Ironically, this overabundance of information can actually impede efforts to understand complex issues. Whether the topic is abortion, the death penalty, gay rights, or obesity, the deluge of fact and opinion that floods the print and electronic media is overwhelming. The news media report the results of polls and studies that contradict one another. Cable news shows, talk radio programs, and newspaper editorials promote narrow viewpoints and omit facts that challenge their own political biases. The World Wide Web is an electronic minefield where legitimate scholars compete with the postings of ordinary citizens who may or may not be well-informed or capable of reasoned argument. At times, strongly worded testimonials and opinion pieces both in print and electronic media are presented as factual accounts.
Conflicting quotes and statistics can confuse even the most diligent researchers. A good example of this is the question of whether or not the death penalty deters crime. For instance, one study found that murders decreased by nearly one-third when the death penalty was reinstated in New York in 1995. Death penalty supporters cite this finding to support their argument that the existence of the death penalty deters criminals from committing murder. However, another study found that states without the death penalty have murder rates below the national average. This study is cited by opponents of capital punishment, who reject the claim that the death penalty deters murder. Students need context and clear, informed discussion if they are to think critically and make informed decisions.
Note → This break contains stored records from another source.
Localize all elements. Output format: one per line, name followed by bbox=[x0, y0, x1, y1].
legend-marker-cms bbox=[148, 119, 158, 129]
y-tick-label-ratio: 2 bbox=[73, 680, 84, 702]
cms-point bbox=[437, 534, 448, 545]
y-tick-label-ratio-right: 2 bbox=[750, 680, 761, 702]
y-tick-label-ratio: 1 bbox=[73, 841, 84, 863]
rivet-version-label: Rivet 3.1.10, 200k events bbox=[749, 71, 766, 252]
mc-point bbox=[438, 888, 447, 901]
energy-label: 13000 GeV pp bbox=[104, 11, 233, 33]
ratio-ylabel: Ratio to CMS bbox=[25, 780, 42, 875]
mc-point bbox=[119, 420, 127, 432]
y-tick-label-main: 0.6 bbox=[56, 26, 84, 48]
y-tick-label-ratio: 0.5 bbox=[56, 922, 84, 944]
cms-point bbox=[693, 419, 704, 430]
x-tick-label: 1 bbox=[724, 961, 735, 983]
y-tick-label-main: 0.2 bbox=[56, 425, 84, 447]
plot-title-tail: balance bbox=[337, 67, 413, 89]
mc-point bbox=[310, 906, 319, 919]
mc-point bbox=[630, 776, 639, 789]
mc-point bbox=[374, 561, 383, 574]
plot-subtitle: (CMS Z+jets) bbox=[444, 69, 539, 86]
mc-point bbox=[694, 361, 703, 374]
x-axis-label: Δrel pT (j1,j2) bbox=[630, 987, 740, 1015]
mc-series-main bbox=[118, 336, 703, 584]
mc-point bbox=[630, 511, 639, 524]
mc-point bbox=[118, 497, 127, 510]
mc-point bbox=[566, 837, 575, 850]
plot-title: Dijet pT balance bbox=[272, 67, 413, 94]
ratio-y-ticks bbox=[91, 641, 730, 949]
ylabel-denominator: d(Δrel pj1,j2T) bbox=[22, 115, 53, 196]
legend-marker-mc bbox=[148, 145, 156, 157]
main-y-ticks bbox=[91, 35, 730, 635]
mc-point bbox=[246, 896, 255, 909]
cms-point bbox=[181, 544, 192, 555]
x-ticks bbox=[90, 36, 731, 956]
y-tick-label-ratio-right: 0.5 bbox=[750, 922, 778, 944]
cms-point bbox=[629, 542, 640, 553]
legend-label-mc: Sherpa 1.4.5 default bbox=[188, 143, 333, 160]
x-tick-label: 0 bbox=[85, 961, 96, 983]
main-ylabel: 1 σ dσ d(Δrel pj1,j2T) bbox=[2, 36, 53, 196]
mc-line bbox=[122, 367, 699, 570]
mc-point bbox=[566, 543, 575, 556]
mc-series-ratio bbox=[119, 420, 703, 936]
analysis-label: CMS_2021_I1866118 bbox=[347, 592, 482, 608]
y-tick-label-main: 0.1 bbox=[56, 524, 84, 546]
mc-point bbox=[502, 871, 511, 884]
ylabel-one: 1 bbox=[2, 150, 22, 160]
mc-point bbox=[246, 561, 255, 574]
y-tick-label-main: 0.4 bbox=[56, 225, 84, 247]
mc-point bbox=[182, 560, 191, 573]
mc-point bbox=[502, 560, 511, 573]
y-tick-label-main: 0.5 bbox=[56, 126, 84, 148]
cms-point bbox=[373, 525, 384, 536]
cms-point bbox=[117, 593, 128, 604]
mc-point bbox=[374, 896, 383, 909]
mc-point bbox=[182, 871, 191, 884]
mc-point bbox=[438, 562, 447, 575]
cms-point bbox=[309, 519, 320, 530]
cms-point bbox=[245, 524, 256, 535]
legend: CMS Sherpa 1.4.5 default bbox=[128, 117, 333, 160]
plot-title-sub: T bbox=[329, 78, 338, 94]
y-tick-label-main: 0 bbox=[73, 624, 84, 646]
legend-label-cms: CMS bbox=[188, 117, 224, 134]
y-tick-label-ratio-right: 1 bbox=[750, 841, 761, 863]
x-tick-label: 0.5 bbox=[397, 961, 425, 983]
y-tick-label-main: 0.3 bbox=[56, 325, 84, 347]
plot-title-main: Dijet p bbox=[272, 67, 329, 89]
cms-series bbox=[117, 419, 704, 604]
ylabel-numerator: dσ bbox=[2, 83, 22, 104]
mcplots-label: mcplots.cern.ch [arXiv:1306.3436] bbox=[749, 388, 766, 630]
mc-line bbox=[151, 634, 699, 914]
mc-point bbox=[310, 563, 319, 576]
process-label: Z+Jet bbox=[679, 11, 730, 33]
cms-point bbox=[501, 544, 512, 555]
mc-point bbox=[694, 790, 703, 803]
The Hot Topics series is designed to help young people wade through the glut of fact, opinion, and rhetoric so that they can think critically about controversial issues. Only by reading and thinking critically will they be able to formulate a viewpoint that is not simply the parroted views of others. Each volume of the series focuses on one of today's most pressing social issues and provides a balanced overview of the topic. Carefully crafted narrative, fully documented primary and secondary source quotes, informative sidebars, and study questions all provide excellent starting points for research and discussion. Full-color photographs and charts enhance all volumes in the series. With its many useful features, the Hot Topics series is a valuable resource for young people struggling to understand the pressing issues of the modern era.
Our Hidden Garbage
Garbage—also called trash, municipal waste, or refuse—is the by-product of our industrial age. It is also the result of an economic system that produces goods cheaply and encourages consumers to buy new products continually and consume foods in throwaway containers. We have truly become a disposable society; in America up to 80 percent of products are used once and then thrown away. In fact, according to the U.S. Environmental Protection Agency (EPA), the average American throws away 4.62 pounds (2kg) of garbage a day. Much of this discarded material is paper and plastic used for packaging. And the amount of garbage we produce has increased, despite widespread recycling efforts. In 2007, for example, Americans generated about 254 million tons (230 million metric tons) of municipal solid waste (MSW), and almost two-thirds of this waste was not recycled.